An exhibit titled “Memories” commemorating terror victims at the United Nations in New York in 2024. Photo courtesy of the United Nations Visitors Centre.
When the United Nations marks International Day of Remembrance and Tribute to Victims of Terrorism on Wednesday, August 21, it will treat some victims as more equal than others, according to Gilad Erdan, the outgoing Israeli ambassador to the United Nations. The Israeli envoy posted a video walkthrough—in Hebrew with English subtitles—of an exhibit about global terror victims at U.N. headquarters in New York, in a place where all visitors enter the building.
Guess What Is Missing?
There are mentions of the Sept. 11 terror attacks in 2001 and the Boston Marathon bombing in 2013, as well as references to terror in Indonesia and Kenya. “But what’s missing?” Erdan asked.

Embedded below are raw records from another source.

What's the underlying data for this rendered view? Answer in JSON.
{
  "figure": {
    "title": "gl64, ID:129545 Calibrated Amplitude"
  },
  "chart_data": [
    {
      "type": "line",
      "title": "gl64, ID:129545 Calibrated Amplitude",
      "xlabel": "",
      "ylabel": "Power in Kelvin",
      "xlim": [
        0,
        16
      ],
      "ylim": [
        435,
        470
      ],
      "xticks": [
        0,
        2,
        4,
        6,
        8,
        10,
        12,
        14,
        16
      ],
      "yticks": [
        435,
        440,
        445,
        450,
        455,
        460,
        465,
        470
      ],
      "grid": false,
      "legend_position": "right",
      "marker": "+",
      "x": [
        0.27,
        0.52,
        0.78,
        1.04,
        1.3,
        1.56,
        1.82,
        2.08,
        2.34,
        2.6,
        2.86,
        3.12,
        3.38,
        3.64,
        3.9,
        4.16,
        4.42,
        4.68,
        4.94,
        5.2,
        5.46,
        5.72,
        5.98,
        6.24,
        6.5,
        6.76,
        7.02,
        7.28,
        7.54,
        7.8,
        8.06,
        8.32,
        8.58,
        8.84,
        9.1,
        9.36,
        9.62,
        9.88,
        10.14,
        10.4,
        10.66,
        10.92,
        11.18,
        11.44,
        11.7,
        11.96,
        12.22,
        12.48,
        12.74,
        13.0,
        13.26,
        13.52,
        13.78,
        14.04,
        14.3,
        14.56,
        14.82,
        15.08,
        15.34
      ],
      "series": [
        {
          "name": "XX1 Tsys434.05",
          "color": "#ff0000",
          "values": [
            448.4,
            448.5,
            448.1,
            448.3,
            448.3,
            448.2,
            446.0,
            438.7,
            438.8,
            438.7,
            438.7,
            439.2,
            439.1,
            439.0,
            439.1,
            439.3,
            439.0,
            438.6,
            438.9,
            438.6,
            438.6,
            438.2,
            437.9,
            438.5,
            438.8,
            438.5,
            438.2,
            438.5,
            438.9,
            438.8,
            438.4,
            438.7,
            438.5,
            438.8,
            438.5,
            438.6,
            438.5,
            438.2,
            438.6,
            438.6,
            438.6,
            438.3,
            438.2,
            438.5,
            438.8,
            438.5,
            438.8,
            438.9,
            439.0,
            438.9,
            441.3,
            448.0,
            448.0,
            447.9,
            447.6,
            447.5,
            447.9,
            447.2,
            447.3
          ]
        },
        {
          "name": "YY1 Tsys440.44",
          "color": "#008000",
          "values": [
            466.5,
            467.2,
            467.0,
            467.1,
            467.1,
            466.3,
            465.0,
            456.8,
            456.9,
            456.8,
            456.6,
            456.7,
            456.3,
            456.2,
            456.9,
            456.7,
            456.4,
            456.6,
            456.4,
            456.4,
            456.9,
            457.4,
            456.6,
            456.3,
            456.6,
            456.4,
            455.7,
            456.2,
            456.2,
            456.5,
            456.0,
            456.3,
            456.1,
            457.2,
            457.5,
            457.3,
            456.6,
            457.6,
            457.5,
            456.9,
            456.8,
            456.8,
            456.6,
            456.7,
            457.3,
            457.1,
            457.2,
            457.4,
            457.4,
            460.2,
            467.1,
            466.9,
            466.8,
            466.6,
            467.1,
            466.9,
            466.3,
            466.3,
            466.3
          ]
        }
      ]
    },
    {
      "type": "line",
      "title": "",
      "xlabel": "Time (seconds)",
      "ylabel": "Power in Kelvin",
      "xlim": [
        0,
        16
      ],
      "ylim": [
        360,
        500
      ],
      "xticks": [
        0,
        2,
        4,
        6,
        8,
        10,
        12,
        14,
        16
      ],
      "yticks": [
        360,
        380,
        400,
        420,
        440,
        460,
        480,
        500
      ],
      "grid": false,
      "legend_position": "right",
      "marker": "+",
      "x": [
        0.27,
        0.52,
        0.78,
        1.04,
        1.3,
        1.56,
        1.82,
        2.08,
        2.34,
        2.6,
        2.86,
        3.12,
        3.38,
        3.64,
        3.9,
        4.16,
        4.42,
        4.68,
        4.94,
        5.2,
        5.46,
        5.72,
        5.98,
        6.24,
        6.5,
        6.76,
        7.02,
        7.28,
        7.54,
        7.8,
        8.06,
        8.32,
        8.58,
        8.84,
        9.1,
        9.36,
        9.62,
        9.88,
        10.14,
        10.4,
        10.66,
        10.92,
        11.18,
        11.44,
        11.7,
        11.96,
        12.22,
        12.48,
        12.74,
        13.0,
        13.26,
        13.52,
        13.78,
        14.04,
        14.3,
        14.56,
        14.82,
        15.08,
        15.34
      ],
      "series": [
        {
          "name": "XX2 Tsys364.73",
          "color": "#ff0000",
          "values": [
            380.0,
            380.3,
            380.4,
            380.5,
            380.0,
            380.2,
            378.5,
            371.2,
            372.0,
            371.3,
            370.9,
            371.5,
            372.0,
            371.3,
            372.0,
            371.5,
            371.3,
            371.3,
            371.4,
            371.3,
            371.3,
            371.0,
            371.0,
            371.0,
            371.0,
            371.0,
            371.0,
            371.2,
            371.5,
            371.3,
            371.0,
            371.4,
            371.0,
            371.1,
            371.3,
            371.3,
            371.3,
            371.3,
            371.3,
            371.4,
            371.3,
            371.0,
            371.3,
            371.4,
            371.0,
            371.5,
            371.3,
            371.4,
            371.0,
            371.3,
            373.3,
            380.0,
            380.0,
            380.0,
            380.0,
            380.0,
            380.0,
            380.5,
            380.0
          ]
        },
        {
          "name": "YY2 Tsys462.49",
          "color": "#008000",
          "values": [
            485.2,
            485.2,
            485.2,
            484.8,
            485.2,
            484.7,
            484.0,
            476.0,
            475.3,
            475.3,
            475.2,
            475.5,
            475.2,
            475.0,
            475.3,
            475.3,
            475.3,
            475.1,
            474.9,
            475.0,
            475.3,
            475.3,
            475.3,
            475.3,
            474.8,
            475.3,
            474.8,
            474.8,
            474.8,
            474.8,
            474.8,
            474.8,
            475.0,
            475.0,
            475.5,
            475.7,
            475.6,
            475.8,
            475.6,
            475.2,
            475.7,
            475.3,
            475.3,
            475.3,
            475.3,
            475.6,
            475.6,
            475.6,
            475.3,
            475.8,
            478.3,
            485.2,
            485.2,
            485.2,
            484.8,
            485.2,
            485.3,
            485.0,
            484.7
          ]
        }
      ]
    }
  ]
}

“There’s not a single mention of any attack carried out by Palestinians against Israelis,” he said. “We are about to mark one year since the massacre and the largest terrorist attack against Jews and Israelis since the Holocaust. Yet the U.N. doesn’t think it needs to be displayed on its walls.”
There is a display of a “Palestinian victim,” which the U.N. exhibit identifies as occurring in “Palestine,” Erdan noted, “so that people might think she was harmed in Israel, but when you read the fine print, it turns out she was actually injured in an attack in New Zealand.”
The exhibit “Memories,” which is on view until Aug. 27, “aims to raise awareness about the human stories that lie at the heart of each victim and survivor of terrorism, as well as the long-lasting impact each terrorist attack has on its surviving victims,” per the U.N. website.
“It also seeks to highlight the commonalities that connect victims across the world and to emphasize the importance of preventing terrorist attacks and the emergence of new victims,” it adds. “It is in connection with the International Day of Remembrance and Tribute to the Victims of Terrorism (Aug. 21).”
The Global Victims of Terrorism Support Programme of the Counter-Terrorism Center of the U.N. Office of Counter-Terrorism organized the show, which the U.N. Office of Counter-Terrorism also endorsed, according to the U.N. website.
“There is no place more corrupt and morally twisted than the U.N., and we must all unite to spread this message worldwide, demanding the closure and the dismantling of this organization, and the establishment of a new body that truly represents noble values,” the ambassador said.